The coronavirus has sparked a tsunami of change that we are all undergoing. One of its most telling effects is its impact on the issue of unemployment.
Our citizens are witnessing firsthand that the scope, technical capabilities, and worker power that we require failing to meet our needs. I have previously written about the dire straits of New Jersey citizens who are due their unemployment benefits, which they paid into and yet are still awaiting, while their financial reserves dwindle or disappear.
The blunt truth is this: Since March 20, the New Jersey Department of Labor (DOL) has processed 714,000 claims of the 1,018,785 that people have filed. That means 305,000 or more than 29% of contributing citizens are still waiting, despite a payout of more than $1.9 billion.
To fix this, I have asked for a supplemental appropriation that would draw down $50 million from the $1.8 billion in federal CARES Act money. We would direct the funds toward information technology upgrades and the hiring of temporary personnel to process these much- needed unemployment claims. I would also require the DOL to implement this plan within 20 days of its enactment.
I am not suggesting that the DOL hasn’t been supremely involved in the effort to meet these historical unprecedented demands. Indeed, Labor Commissioner Robert Asaro-Angelo has taken the initiative to move claims along as much as possible, given the limitations of technology and staff. To address the backlog, he has announced:
A guide that will assist filers on how to answer certification questions correctly.

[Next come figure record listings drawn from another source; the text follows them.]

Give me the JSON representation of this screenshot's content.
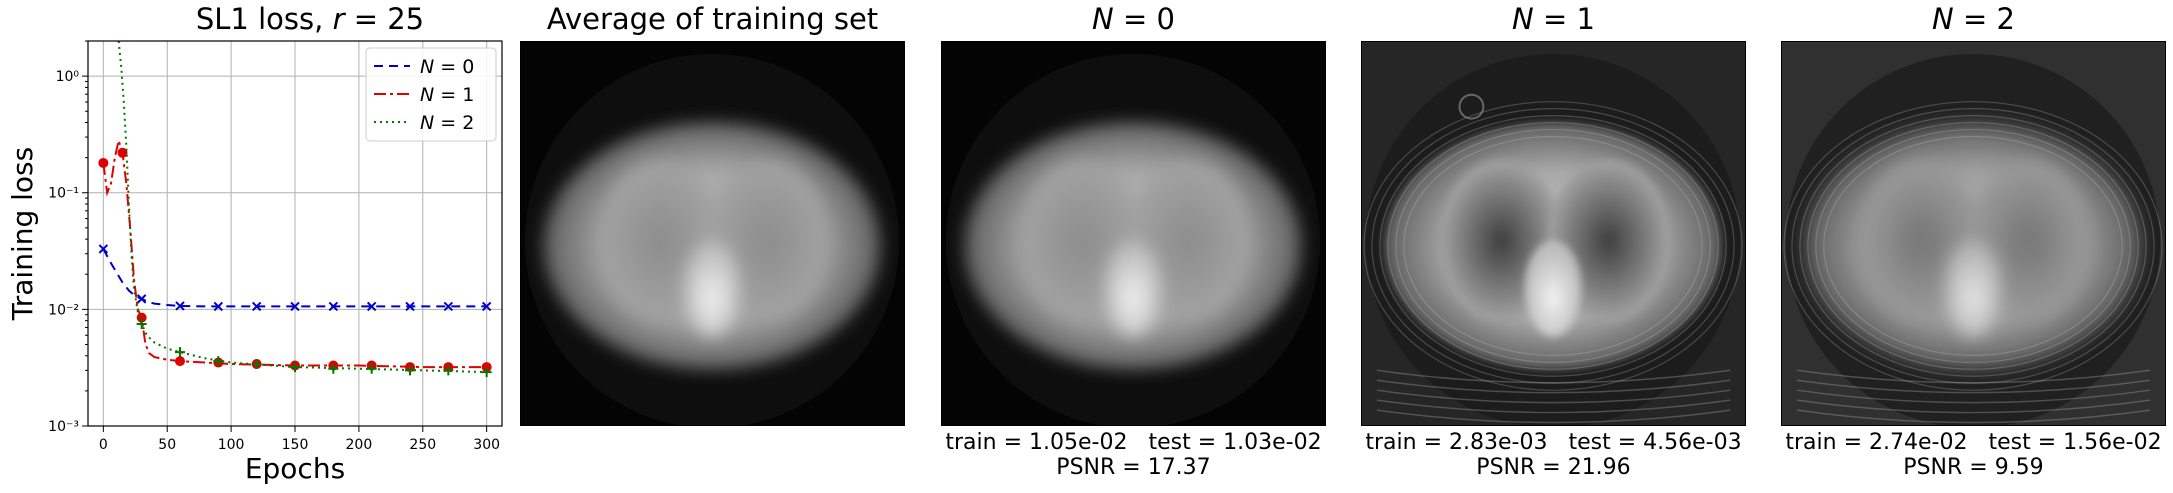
{
  "chart_data": {
    "type": "line",
    "title": "SL1 loss, r = 25",
    "title_prefix": "SL1 loss, ",
    "title_var": "r",
    "title_suffix": " = 25",
    "xlabel": "Epochs",
    "ylabel": "Training loss",
    "xlim": [
      -12,
      312
    ],
    "ylim": [
      0.001,
      2.0
    ],
    "yscale": "log",
    "grid": true,
    "legend_position": "top-right",
    "xticks": [
      0,
      50,
      100,
      150,
      200,
      250,
      300
    ],
    "yticks": [
      {
        "value": 0.001,
        "label": "10⁻³"
      },
      {
        "value": 0.01,
        "label": "10⁻²"
      },
      {
        "value": 0.1,
        "label": "10⁻¹"
      },
      {
        "value": 1,
        "label": "10⁰"
      }
    ],
    "series": [
      {
        "name": "N = 0",
        "var": "N",
        "value_label": " = 0",
        "color": "#0000cc",
        "dash": "9,6",
        "marker": "x",
        "x": [
          0,
          5,
          10,
          15,
          20,
          25,
          30,
          35,
          40,
          50,
          60,
          80,
          100,
          150,
          200,
          250,
          300
        ],
        "y": [
          0.033,
          0.026,
          0.021,
          0.017,
          0.0145,
          0.013,
          0.0123,
          0.0116,
          0.0112,
          0.0109,
          0.0107,
          0.0106,
          0.0106,
          0.0106,
          0.0106,
          0.0106,
          0.0106
        ],
        "marker_x": [
          0,
          30,
          60,
          90,
          120,
          150,
          180,
          210,
          240,
          270,
          300
        ],
        "marker_y": [
          0.033,
          0.0123,
          0.0107,
          0.0106,
          0.0106,
          0.0106,
          0.0106,
          0.0106,
          0.0106,
          0.0106,
          0.0106
        ]
      },
      {
        "name": "N = 1",
        "var": "N",
        "value_label": " = 1",
        "color": "#e00000",
        "dash": "12,4,3,4",
        "marker": "o",
        "x": [
          0,
          3,
          6,
          9,
          12,
          15,
          18,
          21,
          24,
          27,
          30,
          33,
          36,
          40,
          50,
          60,
          80,
          100,
          150,
          200,
          250,
          300
        ],
        "y": [
          0.18,
          0.1,
          0.12,
          0.2,
          0.28,
          0.22,
          0.12,
          0.05,
          0.018,
          0.01,
          0.0085,
          0.005,
          0.0042,
          0.0039,
          0.0037,
          0.0036,
          0.0035,
          0.0034,
          0.0033,
          0.0033,
          0.0032,
          0.0032
        ],
        "marker_x": [
          0,
          15,
          30,
          60,
          90,
          120,
          150,
          180,
          210,
          240,
          270,
          300
        ],
        "marker_y": [
          0.18,
          0.22,
          0.0085,
          0.0036,
          0.0035,
          0.0034,
          0.0033,
          0.0033,
          0.0033,
          0.0032,
          0.0032,
          0.0032
        ]
      },
      {
        "name": "N = 2",
        "var": "N",
        "value_label": " = 2",
        "color": "#007700",
        "dash": "2,4",
        "marker": "+",
        "x": [
          12,
          14,
          16,
          18,
          20,
          22,
          24,
          27,
          30,
          34,
          40,
          50,
          60,
          80,
          100,
          150,
          200,
          250,
          300
        ],
        "y": [
          2.0,
          1.2,
          0.6,
          0.25,
          0.08,
          0.03,
          0.015,
          0.0095,
          0.0075,
          0.006,
          0.0052,
          0.0046,
          0.0043,
          0.0038,
          0.0035,
          0.0032,
          0.0031,
          0.003,
          0.0029
        ],
        "marker_x": [
          30,
          60,
          90,
          120,
          150,
          180,
          210,
          240,
          270,
          300
        ],
        "marker_y": [
          0.0075,
          0.0043,
          0.0036,
          0.0034,
          0.0032,
          0.0031,
          0.0031,
          0.003,
          0.003,
          0.0029
        ]
      }
    ]
  },
  "panels": [
    {
      "title": "Average of training set",
      "var": "",
      "suffix": "",
      "train": "",
      "test": "",
      "psnr": "",
      "bg": "#040404",
      "brightness": 1.0,
      "artifact": 0
    },
    {
      "title": "N = 0",
      "var": "N",
      "suffix": " = 0",
      "train": "train = 1.05e-02",
      "test": "test = 1.03e-02",
      "psnr": "PSNR = 17.37",
      "bg": "#040404",
      "brightness": 1.0,
      "artifact": 0
    },
    {
      "title": "N = 1",
      "var": "N",
      "suffix": " = 1",
      "train": "train = 2.83e-03",
      "test": "test = 4.56e-03",
      "psnr": "PSNR = 21.96",
      "bg": "#262626",
      "brightness": 1.0,
      "artifact": 1
    },
    {
      "title": "N = 2",
      "var": "N",
      "suffix": " = 2",
      "train": "train = 2.74e-02",
      "test": "test = 1.56e-02",
      "psnr": "PSNR = 9.59",
      "bg": "#303030",
      "brightness": 0.95,
      "artifact": 2
    }
  ]
}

New chatbot feature, which will allow filers to pose a question and receive a quick answer.
Expanded call center that should be operating in a few weeks.

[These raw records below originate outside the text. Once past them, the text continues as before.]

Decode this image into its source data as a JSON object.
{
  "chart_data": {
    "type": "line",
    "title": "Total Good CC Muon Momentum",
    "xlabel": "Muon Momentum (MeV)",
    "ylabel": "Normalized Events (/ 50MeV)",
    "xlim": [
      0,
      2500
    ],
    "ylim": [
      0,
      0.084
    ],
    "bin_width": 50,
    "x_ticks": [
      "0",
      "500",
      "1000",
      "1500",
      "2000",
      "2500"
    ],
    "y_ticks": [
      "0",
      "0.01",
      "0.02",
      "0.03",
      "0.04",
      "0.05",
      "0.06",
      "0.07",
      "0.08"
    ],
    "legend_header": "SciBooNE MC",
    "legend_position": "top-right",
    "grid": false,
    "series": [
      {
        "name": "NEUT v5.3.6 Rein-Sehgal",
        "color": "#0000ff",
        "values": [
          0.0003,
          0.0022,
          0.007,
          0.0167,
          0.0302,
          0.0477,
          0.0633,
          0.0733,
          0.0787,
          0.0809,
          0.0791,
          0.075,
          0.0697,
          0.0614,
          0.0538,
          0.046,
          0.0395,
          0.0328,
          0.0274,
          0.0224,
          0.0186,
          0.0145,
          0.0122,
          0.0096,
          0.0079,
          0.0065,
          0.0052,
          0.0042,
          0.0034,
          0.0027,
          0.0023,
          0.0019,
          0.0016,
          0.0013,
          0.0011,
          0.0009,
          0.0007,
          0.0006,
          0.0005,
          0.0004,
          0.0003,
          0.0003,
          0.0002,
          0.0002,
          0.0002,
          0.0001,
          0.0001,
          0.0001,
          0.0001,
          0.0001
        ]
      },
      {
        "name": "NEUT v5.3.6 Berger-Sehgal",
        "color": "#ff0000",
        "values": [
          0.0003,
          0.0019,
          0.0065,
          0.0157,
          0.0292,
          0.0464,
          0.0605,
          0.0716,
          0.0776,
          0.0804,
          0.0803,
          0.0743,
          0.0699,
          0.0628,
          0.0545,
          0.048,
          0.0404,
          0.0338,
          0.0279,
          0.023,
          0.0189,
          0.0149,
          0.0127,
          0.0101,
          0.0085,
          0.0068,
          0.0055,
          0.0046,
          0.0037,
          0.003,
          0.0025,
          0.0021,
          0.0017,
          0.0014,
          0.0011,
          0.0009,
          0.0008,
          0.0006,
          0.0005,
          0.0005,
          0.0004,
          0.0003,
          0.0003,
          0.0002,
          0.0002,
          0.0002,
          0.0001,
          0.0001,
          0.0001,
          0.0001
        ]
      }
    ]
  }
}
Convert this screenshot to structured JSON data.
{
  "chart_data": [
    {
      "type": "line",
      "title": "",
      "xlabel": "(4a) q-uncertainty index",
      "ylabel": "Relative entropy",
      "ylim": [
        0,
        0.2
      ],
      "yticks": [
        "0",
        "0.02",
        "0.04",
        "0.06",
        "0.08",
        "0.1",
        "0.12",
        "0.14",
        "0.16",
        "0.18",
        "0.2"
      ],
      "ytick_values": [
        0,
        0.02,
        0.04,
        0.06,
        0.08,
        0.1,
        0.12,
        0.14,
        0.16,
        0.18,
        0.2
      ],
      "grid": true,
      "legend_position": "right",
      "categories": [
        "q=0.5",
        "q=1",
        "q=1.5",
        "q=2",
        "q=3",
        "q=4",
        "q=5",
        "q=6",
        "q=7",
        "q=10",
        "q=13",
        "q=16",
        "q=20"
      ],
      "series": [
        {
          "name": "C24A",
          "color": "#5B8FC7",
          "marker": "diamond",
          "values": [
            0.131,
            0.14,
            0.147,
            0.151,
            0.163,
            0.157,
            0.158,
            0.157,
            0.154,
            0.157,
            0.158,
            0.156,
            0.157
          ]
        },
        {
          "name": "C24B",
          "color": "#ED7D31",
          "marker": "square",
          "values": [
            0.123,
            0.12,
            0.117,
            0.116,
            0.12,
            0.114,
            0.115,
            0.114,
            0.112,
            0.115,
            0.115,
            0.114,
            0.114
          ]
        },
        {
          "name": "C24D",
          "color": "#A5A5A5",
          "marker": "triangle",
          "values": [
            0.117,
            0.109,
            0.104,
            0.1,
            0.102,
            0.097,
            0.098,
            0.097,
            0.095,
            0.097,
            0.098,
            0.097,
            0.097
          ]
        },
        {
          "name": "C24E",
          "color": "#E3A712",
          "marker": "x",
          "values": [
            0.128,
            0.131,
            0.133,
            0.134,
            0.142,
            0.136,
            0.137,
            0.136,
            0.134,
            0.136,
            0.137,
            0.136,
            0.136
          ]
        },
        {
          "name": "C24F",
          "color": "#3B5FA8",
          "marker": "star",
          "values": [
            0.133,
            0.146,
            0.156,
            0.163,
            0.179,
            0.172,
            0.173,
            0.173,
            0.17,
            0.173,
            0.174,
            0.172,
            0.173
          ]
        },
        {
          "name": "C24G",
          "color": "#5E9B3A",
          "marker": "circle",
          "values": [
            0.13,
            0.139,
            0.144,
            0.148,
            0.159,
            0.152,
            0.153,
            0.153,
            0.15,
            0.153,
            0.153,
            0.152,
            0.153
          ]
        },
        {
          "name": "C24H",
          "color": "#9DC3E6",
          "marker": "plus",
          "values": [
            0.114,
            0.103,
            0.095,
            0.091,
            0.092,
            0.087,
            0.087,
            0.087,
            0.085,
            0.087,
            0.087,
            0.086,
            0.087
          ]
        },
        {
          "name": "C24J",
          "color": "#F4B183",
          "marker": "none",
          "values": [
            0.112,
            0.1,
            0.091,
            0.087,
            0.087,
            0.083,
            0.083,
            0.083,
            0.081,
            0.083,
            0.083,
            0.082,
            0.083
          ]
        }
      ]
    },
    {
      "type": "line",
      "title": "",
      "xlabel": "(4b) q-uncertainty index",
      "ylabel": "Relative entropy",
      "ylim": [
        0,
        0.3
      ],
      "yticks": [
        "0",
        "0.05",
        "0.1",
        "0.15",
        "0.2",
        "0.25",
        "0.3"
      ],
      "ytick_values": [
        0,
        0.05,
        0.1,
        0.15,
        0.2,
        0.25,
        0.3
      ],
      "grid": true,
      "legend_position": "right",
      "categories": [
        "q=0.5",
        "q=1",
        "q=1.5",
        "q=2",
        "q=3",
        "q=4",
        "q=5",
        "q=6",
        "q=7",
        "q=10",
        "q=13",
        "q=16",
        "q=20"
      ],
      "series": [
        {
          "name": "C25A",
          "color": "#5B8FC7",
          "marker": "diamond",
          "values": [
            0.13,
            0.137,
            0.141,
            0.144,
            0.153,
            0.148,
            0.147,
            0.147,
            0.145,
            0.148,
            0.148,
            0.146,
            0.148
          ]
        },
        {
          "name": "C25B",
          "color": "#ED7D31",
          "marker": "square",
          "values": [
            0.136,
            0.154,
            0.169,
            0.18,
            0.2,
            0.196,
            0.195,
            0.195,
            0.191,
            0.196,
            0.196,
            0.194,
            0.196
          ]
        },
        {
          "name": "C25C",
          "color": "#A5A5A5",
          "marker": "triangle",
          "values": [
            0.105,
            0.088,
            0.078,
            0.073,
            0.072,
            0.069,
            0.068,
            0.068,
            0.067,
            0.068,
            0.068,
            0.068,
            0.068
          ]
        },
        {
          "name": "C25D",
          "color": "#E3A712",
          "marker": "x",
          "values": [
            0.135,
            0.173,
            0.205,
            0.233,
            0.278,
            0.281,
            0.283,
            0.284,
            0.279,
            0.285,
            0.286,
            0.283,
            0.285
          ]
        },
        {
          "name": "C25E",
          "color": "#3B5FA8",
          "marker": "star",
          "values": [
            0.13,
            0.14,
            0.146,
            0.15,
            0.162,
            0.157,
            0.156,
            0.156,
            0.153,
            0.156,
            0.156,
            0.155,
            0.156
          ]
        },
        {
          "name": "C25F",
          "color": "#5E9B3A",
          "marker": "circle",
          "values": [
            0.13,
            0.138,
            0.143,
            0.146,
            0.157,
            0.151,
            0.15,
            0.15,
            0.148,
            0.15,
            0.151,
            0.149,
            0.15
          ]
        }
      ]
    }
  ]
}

Reassigning hundreds of DOL workers to focus on handling unemployment claims.
Hiring 130 new workers to add staff power to the overwhelming load and ease the overtime efforts of existing staff.
We should also not forget that there might be New Jersey citizens who have not filed for unemployment benefits yet are still eligible. The DOL has a useful frequently asked question section that is available here.

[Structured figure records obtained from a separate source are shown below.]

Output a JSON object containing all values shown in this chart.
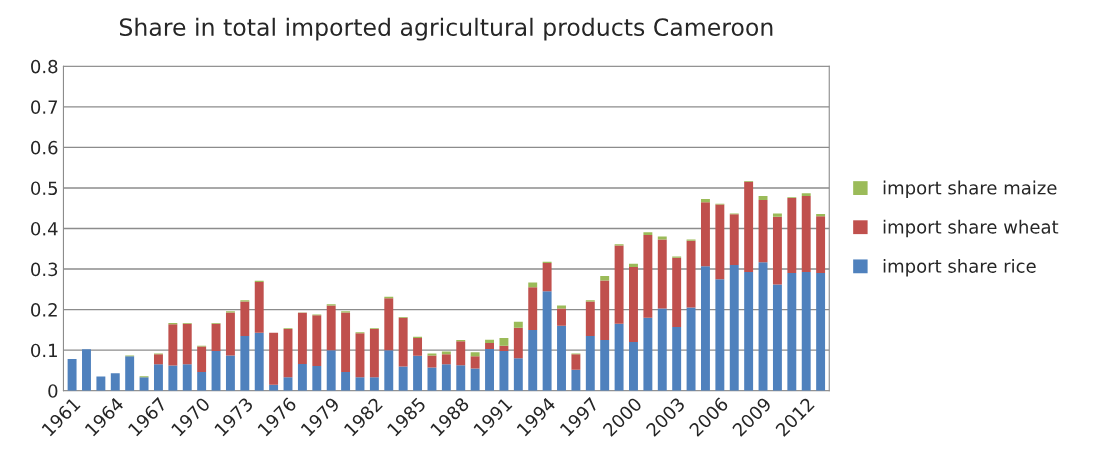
{
  "chart_data": {
    "type": "bar",
    "title": "Share in total imported agricultural products Cameroon",
    "stacked": true,
    "categories": [
      "1961",
      null,
      null,
      "1964",
      null,
      null,
      "1967",
      null,
      null,
      "1970",
      null,
      null,
      "1973",
      null,
      null,
      "1976",
      null,
      null,
      "1979",
      null,
      null,
      "1982",
      null,
      null,
      "1985",
      null,
      null,
      "1988",
      null,
      null,
      "1991",
      null,
      null,
      "1994",
      null,
      null,
      "1997",
      null,
      null,
      "2000",
      null,
      null,
      "2003",
      null,
      null,
      "2006",
      null,
      null,
      "2009",
      null,
      null,
      "2012",
      null
    ],
    "series": [
      {
        "name": "import share rice",
        "color": "#4f81bd",
        "values": [
          0.078,
          0.102,
          0.035,
          0.043,
          0.085,
          0.033,
          0.065,
          0.062,
          0.065,
          0.046,
          0.098,
          0.087,
          0.135,
          0.143,
          0.015,
          0.033,
          0.066,
          0.061,
          0.1,
          0.046,
          0.033,
          0.033,
          0.1,
          0.06,
          0.086,
          0.057,
          0.065,
          0.063,
          0.055,
          0.103,
          0.098,
          0.08,
          0.15,
          0.245,
          0.16,
          0.052,
          0.135,
          0.125,
          0.165,
          0.12,
          0.18,
          0.203,
          0.157,
          0.205,
          0.307,
          0.275,
          0.31,
          0.293,
          0.317,
          0.262,
          0.29,
          0.293,
          0.29
        ]
      },
      {
        "name": "import share wheat",
        "color": "#c0504d",
        "values": [
          null,
          null,
          null,
          null,
          null,
          null,
          0.025,
          0.102,
          0.1,
          0.063,
          0.067,
          0.106,
          0.085,
          0.125,
          0.128,
          0.119,
          0.126,
          0.125,
          0.11,
          0.147,
          0.109,
          0.119,
          0.128,
          0.12,
          0.044,
          0.03,
          0.025,
          0.059,
          0.03,
          0.015,
          0.013,
          0.075,
          0.105,
          0.07,
          0.043,
          0.038,
          0.085,
          0.147,
          0.193,
          0.185,
          0.204,
          0.17,
          0.171,
          0.165,
          0.158,
          0.184,
          0.125,
          0.222,
          0.153,
          0.167,
          0.185,
          0.187,
          0.14
        ]
      },
      {
        "name": "import share maize",
        "color": "#9bbb59",
        "values": [
          null,
          null,
          null,
          null,
          0.002,
          0.003,
          0.002,
          0.003,
          0.002,
          0.002,
          0.002,
          0.003,
          0.003,
          0.003,
          null,
          0.002,
          0.001,
          0.002,
          0.003,
          0.003,
          0.002,
          0.002,
          0.004,
          0.002,
          0.003,
          0.005,
          0.007,
          0.003,
          0.01,
          0.008,
          0.019,
          0.015,
          0.012,
          0.003,
          0.007,
          0.002,
          0.003,
          0.011,
          0.003,
          0.008,
          0.007,
          0.007,
          0.003,
          0.003,
          0.008,
          0.002,
          0.002,
          0.002,
          0.01,
          0.008,
          0.002,
          0.007,
          0.006
        ]
      }
    ],
    "ylim": [
      0,
      0.8
    ],
    "yticks": [
      0,
      0.1,
      0.2,
      0.3,
      0.4,
      0.5,
      0.6,
      0.7,
      0.8
    ],
    "grid": "y",
    "legend": "right"
  }
}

To achieve success, we need the leadership to implement and expand unemployment programs, such as the one I’ve introduced that confront the changing needs and breadth of the American workforce.
We must not delay, because our citizens who have not received their benefits are bearing the brunt of the coronavirus tidal wave. My legislation will help to shorten this nerve-wracking waiting time and help in putting money in the hands of those who have justly earned it.
I want to stress that when I talk about the fear and concern experienced by our citizens who have not yet received their benefits, I’m not using a theoretical scenario to describe these trying times. I see and hear it firsthand. Since the coronavirus, my “bosses” have flooded my office with hundreds of people, including those outside my district. Your pain is real, and I hear it.
With support from my fellow legislators, we can help to alleviate the pain now and provide for a more robust infrastructure in the future.